Reputation: 185
Is there a way to directly load an audio file with librosa in dB instead of amplitude as obtained by:
y, sr = librosa.load(filename, sr=None)
Upvotes: 2
Views: 1034
Reputation: 4643
We need the Fourier transform first :
import numpy as np
dft_input = y
window = np.hanning(len(dft_input))
windowed_input = dft_input * window
dft = np.fft.fft(windowed_input)
The output of the DFT is an array of complex numbers, made up of real and imaginary components. Taking the magnitude with np.abs(dft)

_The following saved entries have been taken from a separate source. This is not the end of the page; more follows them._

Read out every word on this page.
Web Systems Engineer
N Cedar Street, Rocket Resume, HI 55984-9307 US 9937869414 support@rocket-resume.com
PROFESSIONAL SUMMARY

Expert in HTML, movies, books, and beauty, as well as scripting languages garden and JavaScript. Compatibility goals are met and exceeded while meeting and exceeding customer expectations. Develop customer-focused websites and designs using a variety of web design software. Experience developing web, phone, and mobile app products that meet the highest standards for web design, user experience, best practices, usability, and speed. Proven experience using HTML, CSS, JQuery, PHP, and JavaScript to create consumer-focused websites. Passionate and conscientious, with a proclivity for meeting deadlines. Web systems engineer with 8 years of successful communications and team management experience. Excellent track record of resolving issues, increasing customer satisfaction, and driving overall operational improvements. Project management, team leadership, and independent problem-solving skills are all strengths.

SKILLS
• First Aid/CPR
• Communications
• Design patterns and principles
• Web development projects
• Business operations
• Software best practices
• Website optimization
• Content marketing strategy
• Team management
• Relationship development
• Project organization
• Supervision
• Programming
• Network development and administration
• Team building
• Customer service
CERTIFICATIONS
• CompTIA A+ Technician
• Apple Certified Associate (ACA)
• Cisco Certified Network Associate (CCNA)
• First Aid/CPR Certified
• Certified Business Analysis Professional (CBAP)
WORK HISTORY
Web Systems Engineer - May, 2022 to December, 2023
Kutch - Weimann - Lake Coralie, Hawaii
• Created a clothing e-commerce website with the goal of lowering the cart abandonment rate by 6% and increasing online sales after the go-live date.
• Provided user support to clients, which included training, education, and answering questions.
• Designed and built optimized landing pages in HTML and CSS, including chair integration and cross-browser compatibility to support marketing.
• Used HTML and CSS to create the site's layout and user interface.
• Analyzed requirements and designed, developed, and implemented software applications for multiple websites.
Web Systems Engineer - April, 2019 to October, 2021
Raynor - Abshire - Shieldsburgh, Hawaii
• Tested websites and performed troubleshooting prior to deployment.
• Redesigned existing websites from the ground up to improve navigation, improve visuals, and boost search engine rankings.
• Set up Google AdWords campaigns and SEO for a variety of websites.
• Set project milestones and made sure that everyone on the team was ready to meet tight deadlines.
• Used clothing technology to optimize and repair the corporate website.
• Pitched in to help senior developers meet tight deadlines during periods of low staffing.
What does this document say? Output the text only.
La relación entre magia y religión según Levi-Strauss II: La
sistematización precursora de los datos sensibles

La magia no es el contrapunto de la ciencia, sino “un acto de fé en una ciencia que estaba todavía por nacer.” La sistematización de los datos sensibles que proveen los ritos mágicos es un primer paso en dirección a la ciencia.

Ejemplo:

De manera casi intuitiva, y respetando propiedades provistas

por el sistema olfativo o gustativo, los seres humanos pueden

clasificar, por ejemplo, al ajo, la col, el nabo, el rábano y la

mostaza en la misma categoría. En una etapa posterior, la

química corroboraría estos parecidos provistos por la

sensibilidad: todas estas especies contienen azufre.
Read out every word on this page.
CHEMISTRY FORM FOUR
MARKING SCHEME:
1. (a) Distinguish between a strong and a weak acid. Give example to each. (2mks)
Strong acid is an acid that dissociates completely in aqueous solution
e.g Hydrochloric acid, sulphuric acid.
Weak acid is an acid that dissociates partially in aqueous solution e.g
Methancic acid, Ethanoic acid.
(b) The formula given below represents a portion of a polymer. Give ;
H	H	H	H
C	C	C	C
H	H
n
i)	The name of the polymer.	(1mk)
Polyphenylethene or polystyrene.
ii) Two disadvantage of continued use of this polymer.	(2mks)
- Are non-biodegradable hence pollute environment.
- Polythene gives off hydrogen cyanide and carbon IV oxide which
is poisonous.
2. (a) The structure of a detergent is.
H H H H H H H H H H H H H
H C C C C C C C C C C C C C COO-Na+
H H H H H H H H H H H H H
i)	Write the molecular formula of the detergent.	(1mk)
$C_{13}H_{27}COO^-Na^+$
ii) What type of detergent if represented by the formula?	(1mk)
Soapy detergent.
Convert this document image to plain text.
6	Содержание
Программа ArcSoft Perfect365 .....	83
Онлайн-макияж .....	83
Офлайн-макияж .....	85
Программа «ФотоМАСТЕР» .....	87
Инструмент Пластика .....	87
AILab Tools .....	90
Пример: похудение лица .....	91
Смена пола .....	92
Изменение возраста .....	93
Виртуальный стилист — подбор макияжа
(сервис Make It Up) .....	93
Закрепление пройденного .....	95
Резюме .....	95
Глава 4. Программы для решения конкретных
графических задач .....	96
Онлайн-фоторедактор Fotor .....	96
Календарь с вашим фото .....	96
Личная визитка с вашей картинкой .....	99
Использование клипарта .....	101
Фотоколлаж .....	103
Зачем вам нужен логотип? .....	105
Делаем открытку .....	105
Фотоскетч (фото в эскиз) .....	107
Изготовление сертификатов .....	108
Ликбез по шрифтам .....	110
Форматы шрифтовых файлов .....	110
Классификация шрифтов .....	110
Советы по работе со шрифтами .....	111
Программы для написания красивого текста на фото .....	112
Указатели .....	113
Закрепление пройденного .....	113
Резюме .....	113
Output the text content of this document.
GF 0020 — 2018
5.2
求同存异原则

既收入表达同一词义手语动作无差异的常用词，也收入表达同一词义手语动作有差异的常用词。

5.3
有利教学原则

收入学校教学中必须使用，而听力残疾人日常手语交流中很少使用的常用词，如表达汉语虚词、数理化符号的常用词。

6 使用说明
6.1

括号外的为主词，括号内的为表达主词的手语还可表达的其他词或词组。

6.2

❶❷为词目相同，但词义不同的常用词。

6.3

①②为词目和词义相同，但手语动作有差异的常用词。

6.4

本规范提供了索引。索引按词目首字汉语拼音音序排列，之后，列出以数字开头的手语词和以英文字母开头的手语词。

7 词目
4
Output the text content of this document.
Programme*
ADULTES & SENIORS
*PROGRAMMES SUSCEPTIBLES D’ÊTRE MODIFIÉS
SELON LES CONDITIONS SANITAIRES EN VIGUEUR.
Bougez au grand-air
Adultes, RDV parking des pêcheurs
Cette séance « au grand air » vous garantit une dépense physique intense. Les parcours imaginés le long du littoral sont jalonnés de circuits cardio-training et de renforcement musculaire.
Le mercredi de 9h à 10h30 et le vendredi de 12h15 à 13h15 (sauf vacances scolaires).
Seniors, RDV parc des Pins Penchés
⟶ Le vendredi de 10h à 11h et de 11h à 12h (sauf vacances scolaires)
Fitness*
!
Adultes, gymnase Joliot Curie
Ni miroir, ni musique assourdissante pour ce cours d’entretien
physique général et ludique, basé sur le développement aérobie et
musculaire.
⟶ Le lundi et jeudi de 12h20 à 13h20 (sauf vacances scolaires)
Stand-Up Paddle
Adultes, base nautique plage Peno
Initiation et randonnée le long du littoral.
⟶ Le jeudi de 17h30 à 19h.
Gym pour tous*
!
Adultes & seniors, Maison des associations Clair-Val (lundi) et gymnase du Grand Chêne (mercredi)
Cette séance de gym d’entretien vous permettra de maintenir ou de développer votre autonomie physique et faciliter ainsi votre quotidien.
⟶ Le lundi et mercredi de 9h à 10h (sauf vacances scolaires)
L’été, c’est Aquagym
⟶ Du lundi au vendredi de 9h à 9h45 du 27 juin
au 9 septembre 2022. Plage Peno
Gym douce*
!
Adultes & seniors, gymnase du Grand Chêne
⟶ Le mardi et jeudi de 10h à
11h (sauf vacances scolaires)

extracts the amplitude information
amplitude = np.abs(dft)
The decibel scale for real-world audio starts at 0 dB, which represents the quietest possible sound humans can hear, and louder sounds have larger values. However, for digital audio signals, 0 dB is the loudest possible amplitude, while all other amplitudes are negative. So, we need to provide a reference point for maximum amplitude.
amplitude_db = librosa.amplitude_to_db(amplitude, ref=np.max)
Now, we can plot using matplotlib
.
import matplotlib.pyplot as plt
max_time = y.size/sr
time_steps = np.linspace(0, max_time, y.size)
plt.plot(time_steps, amplitude_db)
plt.show()
Note -
The max value of amplitude_db
is 0 and actual sound values will be in negative. If you do not like that you can add np.max(y)
to these but that may not necessarily correspond to human-related values.
if you use librosa for display, it will show y-axis values on both sides with cutoffs at +/-80. Somewhat meaningless.
librosa.display.waveshow(amplitude_db, sr=sr)
Upvotes: 0
Reputation: 11453
librosa
as mentioned in this paper, pulls audio file as one dimensional numpy array
.
from the documentation:
An audio signal is represented as a one-dimensional numpy array, denoted as y throughout
librosa
. Typically the signal y is accompanied by the sampling rate (denoted sr ) which denotes the frequency (in Hz) at which values of y are sampled.
From the code:
>>> type(y)
<type 'numpy.ndarray'>
>>> y
array([-0.00265948, -0.0045677 , -0.00412048, ..., -0.00179085,
-0.00228079, -0.00238096], dtype=float32)
>>>
librosa
makes use of The array elements of y
and sampling rate for its calculations and representation.
You may need to elaborate as to "load directly an audio file with librosa
in dB" and it's intended purpose.
Upvotes: 3